Article, Peer-reviewed

Publication Date

4-2026

Abstract

Background: Current procedural terminology (CPT) valuation historically treated open and minimally invasive (MIS) abdominopelvic operations as interchangeable services performed on similar patients. As MIS has become the dominant approach, open surgery may now represent a distinct and more complex clinical scenario. This study characterized contemporary open operation for common abdominopelvic procedures.

Study design: The 2023 American College of Surgeons National Surgical Quality Improvement Program database was analyzed for appendectomy, cholecystectomy, right colectomy, low anterior resection, and Hartmann's procedure. Cases were categorized as MIS, straight-to-open, or conversion-to-open. Patient characteristics, operative time, length of stay, and 30-day complications were compared across approaches using binomial regression models.

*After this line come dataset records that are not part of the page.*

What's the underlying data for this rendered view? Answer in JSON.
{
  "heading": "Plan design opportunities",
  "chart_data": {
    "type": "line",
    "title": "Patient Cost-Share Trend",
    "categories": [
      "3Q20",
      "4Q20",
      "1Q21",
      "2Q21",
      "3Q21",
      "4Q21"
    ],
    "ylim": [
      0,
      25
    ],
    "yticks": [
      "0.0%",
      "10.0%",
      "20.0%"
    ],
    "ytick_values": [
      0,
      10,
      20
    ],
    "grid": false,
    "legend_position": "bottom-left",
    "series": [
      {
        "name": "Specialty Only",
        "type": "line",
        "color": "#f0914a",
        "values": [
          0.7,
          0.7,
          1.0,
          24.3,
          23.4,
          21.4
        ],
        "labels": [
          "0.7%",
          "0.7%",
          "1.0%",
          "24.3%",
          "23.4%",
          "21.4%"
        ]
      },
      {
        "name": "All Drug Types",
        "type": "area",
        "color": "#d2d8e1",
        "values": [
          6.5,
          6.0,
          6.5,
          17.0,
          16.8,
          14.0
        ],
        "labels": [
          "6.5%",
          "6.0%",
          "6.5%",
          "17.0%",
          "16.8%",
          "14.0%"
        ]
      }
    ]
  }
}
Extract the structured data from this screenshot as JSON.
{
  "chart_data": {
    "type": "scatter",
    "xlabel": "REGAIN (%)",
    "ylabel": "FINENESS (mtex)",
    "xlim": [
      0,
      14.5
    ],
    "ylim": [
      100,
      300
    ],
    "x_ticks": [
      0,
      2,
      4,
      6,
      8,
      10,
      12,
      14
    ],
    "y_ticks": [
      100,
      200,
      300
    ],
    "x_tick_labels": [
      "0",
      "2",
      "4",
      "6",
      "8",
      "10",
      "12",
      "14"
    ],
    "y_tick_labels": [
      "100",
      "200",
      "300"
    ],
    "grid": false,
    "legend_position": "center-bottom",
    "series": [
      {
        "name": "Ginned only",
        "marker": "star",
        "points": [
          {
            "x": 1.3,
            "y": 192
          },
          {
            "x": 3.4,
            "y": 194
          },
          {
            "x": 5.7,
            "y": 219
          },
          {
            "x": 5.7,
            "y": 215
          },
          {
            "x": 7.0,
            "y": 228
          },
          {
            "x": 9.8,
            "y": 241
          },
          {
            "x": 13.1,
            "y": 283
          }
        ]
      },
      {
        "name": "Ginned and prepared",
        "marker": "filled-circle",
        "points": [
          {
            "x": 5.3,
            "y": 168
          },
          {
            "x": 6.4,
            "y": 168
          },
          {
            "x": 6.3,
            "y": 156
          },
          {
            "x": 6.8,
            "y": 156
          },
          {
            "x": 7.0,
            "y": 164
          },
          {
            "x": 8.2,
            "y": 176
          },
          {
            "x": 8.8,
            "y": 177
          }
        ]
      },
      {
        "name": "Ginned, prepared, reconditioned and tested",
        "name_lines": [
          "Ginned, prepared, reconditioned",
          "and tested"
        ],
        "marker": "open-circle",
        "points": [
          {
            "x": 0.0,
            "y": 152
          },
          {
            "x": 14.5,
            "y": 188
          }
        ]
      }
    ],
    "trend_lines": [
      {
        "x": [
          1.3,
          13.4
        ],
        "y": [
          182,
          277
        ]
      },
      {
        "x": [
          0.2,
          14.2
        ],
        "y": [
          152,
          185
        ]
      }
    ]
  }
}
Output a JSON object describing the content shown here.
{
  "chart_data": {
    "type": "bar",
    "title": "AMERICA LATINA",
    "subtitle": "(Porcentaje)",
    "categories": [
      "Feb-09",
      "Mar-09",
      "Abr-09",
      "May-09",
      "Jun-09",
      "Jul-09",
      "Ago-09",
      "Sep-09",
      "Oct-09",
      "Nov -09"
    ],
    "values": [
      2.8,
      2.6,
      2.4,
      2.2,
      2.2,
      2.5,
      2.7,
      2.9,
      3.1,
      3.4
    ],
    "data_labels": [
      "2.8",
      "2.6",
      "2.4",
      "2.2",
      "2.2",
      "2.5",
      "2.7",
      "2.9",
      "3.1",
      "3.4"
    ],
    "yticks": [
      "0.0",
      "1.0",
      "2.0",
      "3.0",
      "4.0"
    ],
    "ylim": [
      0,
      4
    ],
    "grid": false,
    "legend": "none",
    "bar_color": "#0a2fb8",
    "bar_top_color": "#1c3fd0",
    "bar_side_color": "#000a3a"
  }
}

Results: Among 105,085 operations, MIS predominated for appendectomy (98%), cholecystectomy (98%), low anterior resection (84%), and right colectomy (72%), whereas Hartmann's procedures were primarily open (77%). Conversions represented approximately half of open appendectomies and cholecystectomies and had the longest operative times, exceeding MIS operations by 147% for appendectomy and 116% for cholecystectomy. Compared with MIS, straight-to-open appendectomy was associated with increased length of stay (IRR 2.92) and higher complication odds (OR 4.02), with conversion-to-open appendectomy showing further stepwise increases (IRR 4.85; OR 7.07). Similar stepwise patterns from MIS to straight-to-open to conversion-to-open were observed across procedures.

Conclusions: In contemporary practice, open abdominopelvic operations are uncommon and frequently represent conversion from MIS, identifying a subgroup with longer operations, longer hospitalization, and higher complication rates. Current CPT coding and work relative value units may not reflect the greater clinical complexity and effort associated with these cases, supporting reconsideration of open procedure valuation.